Nous avons dans cet article répondu à la question suivante : comment la transdisciplinarité comme posture de recherche s’exprime-t-elle et comment est-il possible de la favoriser? Nos recherches s’inscrivent dans un chantier qui porte sur l’analyse des politiques publiques de l’université au Québec. Notre démarche s’inspire de La Méthode d’Edgar Morin (1977-2004), principalement des quatre principes suivants : la transdisciplinarité, la contextualisation, la dialogique et la systémique. L’espace de sens qui permet de contextualiser notre recherche est constitué de l’enseignement supérieur et des sciences studies. La dynamique de notre recherche est articulée autour de quatre pôles (épistémologique, morphologique, théorique et technique) et chacun de ces pôles nécessite de faire des choix structurants et impose certains défis.

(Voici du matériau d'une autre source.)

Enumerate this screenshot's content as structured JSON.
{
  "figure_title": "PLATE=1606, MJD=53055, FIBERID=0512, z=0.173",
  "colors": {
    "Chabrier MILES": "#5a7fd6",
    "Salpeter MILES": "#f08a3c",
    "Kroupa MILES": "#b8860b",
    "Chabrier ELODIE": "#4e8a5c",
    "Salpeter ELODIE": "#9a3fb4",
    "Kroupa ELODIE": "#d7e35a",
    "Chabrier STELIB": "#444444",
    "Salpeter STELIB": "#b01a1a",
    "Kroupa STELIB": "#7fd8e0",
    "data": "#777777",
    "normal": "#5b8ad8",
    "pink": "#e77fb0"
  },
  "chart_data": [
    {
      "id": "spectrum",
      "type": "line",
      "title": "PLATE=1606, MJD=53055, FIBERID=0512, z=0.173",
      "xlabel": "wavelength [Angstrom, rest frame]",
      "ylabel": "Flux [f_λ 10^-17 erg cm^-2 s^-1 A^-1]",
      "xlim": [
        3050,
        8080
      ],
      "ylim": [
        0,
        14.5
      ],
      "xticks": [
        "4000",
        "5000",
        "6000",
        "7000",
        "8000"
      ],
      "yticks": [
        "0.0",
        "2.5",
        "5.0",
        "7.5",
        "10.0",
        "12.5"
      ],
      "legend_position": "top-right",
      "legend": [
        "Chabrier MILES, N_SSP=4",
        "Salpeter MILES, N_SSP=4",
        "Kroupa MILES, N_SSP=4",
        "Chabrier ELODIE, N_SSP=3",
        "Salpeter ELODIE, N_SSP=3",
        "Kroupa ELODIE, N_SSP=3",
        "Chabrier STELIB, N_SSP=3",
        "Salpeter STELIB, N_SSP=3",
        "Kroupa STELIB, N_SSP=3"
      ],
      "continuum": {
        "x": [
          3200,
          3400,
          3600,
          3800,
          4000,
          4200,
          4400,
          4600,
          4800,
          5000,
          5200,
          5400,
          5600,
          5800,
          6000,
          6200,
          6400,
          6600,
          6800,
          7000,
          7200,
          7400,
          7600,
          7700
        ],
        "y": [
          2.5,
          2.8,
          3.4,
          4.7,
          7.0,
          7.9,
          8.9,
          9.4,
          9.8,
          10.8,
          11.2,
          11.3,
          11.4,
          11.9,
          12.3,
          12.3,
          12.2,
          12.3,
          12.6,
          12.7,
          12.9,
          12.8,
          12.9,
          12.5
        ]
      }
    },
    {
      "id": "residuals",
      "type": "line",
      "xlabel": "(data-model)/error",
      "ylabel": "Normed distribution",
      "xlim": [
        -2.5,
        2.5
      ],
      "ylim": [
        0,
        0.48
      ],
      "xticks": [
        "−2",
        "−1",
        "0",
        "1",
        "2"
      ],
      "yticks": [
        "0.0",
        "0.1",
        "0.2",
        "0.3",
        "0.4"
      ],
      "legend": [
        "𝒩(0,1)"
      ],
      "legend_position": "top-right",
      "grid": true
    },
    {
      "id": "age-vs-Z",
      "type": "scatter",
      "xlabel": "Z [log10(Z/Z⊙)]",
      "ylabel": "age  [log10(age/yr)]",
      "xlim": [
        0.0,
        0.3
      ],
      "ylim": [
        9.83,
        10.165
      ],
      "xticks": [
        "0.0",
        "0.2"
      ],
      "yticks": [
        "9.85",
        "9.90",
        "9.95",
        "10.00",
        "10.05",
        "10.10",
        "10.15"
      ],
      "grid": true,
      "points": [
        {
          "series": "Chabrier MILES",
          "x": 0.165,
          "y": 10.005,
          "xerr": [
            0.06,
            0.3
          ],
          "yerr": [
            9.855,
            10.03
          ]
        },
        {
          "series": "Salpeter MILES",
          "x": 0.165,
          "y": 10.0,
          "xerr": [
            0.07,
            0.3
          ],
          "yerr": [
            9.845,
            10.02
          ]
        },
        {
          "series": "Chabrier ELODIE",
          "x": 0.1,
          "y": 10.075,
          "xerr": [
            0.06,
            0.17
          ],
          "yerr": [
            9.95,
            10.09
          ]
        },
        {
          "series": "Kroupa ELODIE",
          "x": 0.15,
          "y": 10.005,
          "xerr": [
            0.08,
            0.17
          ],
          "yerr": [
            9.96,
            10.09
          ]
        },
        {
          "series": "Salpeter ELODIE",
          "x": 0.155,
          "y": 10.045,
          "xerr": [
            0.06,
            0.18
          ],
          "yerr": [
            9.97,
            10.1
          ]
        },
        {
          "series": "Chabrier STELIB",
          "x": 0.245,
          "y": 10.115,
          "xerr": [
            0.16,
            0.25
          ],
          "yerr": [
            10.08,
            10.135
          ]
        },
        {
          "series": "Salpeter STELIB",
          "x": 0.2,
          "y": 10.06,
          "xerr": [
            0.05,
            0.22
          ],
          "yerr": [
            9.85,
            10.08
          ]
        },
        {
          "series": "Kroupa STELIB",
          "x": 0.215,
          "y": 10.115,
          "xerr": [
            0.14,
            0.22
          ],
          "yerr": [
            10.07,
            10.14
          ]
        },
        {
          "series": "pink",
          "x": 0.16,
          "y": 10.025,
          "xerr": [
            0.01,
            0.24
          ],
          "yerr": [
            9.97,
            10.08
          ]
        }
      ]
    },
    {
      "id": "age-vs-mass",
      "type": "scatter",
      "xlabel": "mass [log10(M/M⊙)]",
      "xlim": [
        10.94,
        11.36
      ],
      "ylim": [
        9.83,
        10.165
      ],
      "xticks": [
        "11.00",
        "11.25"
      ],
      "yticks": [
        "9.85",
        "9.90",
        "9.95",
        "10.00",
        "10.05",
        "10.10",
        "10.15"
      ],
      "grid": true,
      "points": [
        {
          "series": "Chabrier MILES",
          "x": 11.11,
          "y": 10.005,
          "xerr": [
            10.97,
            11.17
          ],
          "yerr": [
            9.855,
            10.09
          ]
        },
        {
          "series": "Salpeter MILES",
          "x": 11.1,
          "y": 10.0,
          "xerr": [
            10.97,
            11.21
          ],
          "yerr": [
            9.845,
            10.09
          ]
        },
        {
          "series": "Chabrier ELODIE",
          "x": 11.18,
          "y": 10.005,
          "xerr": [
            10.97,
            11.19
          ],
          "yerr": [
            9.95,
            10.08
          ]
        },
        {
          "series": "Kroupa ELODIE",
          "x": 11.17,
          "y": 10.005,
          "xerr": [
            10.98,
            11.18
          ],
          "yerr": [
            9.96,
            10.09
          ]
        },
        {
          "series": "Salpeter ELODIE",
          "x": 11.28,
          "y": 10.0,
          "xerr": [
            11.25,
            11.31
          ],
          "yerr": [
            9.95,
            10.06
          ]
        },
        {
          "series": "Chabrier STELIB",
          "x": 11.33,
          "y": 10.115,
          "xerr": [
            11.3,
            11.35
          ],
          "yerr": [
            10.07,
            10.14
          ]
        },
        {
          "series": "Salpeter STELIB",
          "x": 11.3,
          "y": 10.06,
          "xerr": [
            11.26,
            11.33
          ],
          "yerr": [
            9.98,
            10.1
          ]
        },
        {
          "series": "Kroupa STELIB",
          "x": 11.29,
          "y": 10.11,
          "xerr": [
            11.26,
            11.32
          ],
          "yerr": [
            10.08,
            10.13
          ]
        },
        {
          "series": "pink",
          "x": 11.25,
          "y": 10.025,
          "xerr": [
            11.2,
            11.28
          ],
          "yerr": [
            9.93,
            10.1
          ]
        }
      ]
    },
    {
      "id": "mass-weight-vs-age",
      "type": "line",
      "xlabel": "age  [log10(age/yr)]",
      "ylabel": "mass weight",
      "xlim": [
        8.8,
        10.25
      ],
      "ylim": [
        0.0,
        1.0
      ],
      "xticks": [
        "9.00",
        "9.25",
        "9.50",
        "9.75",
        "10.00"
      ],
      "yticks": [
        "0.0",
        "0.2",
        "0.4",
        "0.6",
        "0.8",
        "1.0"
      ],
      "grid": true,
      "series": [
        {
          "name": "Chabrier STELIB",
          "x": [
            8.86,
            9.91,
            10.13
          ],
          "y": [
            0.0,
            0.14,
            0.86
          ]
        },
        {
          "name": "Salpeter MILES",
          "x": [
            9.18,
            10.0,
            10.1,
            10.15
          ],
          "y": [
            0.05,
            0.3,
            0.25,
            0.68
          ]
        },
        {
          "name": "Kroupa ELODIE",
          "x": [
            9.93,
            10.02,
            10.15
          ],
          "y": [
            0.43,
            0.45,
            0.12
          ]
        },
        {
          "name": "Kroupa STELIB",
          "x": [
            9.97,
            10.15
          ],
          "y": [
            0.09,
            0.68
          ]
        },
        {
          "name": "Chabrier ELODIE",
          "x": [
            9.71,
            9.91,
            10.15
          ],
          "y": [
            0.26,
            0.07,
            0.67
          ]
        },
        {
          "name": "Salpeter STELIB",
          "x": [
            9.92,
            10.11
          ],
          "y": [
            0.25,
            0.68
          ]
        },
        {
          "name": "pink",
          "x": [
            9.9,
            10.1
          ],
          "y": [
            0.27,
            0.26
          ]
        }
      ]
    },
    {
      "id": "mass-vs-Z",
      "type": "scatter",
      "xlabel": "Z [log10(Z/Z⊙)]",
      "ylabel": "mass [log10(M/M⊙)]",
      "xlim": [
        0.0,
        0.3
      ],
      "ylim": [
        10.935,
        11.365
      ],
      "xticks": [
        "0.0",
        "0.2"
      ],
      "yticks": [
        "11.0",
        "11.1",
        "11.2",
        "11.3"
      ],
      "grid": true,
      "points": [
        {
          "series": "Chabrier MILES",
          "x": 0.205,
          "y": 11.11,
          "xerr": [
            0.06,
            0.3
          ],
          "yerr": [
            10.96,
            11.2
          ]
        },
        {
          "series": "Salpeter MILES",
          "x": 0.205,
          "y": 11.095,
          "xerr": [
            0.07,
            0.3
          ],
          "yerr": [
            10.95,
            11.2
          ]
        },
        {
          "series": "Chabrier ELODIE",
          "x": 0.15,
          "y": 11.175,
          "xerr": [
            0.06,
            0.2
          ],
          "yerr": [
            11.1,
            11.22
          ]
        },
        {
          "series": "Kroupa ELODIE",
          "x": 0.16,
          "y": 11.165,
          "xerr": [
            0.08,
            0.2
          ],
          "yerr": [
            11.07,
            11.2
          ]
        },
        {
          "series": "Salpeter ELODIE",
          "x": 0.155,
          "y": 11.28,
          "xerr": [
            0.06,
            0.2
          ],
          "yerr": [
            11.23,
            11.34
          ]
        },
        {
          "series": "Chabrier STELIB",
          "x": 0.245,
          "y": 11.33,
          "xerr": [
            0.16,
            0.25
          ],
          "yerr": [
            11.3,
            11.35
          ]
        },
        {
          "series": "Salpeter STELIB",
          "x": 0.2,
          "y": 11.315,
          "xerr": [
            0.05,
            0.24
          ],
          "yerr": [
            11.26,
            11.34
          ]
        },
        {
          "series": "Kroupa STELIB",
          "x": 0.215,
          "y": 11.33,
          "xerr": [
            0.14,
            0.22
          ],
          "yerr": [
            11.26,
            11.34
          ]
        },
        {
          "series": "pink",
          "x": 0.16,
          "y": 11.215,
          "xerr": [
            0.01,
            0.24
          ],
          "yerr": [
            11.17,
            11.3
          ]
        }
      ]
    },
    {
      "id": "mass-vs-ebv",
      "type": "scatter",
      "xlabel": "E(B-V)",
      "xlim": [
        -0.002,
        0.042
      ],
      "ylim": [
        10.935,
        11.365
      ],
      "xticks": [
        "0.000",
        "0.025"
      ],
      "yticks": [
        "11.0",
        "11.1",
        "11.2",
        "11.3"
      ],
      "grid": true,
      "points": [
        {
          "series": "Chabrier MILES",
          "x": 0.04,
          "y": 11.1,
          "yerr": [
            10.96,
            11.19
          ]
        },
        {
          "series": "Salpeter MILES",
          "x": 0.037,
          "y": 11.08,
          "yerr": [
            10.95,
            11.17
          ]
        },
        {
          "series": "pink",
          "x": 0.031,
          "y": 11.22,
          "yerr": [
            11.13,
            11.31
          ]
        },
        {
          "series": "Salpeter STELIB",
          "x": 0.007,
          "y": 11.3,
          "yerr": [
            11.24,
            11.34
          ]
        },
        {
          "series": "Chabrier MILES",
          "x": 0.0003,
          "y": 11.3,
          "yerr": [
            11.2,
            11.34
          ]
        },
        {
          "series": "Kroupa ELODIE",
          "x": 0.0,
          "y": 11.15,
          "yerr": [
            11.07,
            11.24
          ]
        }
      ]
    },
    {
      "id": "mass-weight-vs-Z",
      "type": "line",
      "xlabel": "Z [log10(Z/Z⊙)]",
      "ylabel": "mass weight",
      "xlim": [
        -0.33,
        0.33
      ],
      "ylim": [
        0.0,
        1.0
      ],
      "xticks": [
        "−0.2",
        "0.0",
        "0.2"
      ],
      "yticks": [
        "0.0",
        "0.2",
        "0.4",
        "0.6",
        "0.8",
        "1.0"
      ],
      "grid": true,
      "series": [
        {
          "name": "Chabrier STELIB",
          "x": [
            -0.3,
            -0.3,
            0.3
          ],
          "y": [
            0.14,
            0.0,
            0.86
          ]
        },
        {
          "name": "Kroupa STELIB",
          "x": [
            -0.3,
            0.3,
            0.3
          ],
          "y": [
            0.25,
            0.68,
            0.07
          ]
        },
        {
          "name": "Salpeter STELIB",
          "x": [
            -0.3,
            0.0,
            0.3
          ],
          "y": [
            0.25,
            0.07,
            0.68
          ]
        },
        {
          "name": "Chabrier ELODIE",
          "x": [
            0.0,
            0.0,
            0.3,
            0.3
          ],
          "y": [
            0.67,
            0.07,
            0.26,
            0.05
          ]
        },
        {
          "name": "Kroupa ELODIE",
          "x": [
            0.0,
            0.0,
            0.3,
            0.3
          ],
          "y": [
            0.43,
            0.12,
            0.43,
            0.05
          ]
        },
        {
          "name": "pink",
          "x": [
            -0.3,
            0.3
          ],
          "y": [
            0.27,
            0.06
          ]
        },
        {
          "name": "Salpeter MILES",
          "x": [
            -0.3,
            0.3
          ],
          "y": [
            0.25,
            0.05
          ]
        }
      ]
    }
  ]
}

La transdisciplinarité est une posture de recherche riche et féconde. Elle contribue à garder vivante la tradition d’érudition, même si les conditions de son exercice s’avèrent parfois en contradiction avec les normes de l’université actuelle, marquées par l’efficience et l’immédiateté. La transdisciplinarité présente plusieurs défis. Sur le plan de la faisabilité par exemple, elle impose de se familiariser avec un vaste corpus d’écrits de toutes natures, de façon à pouvoir mettre en contexte le savoir produit. Son accueil dans l’espace scientifique n’est pas toujours évident, considérant que l’évaluation par les pairs, régulée par les logiques disciplinaires, n’est pas toujours favorable aux recherches fondées sur cette posture.

La transdisciplinarité est une posture de recherche, mais elle est aussi un objet de recherche. Une revue des écrits scientifiques récents sur le sujet met en évidence deux enjeux qui mériteraient d’être plus étudiés. Il y a d’abord celui du défi de la transdisciplinarité (au sens de ce qui est difficile à réaliser) : en rapport avec l’étude de différents objets ou phénomènes particuliers, quels sont les obstacles qui se posent quant à la mobilisation de cette posture? Il y a aussi l’enjeu de l’intégration des savoirs (au sens de regroupement au sein d’une même unité de sens) : la transdisciplinarité peut-elle être enseignée dans le contexte d’un programme de formation universitaire?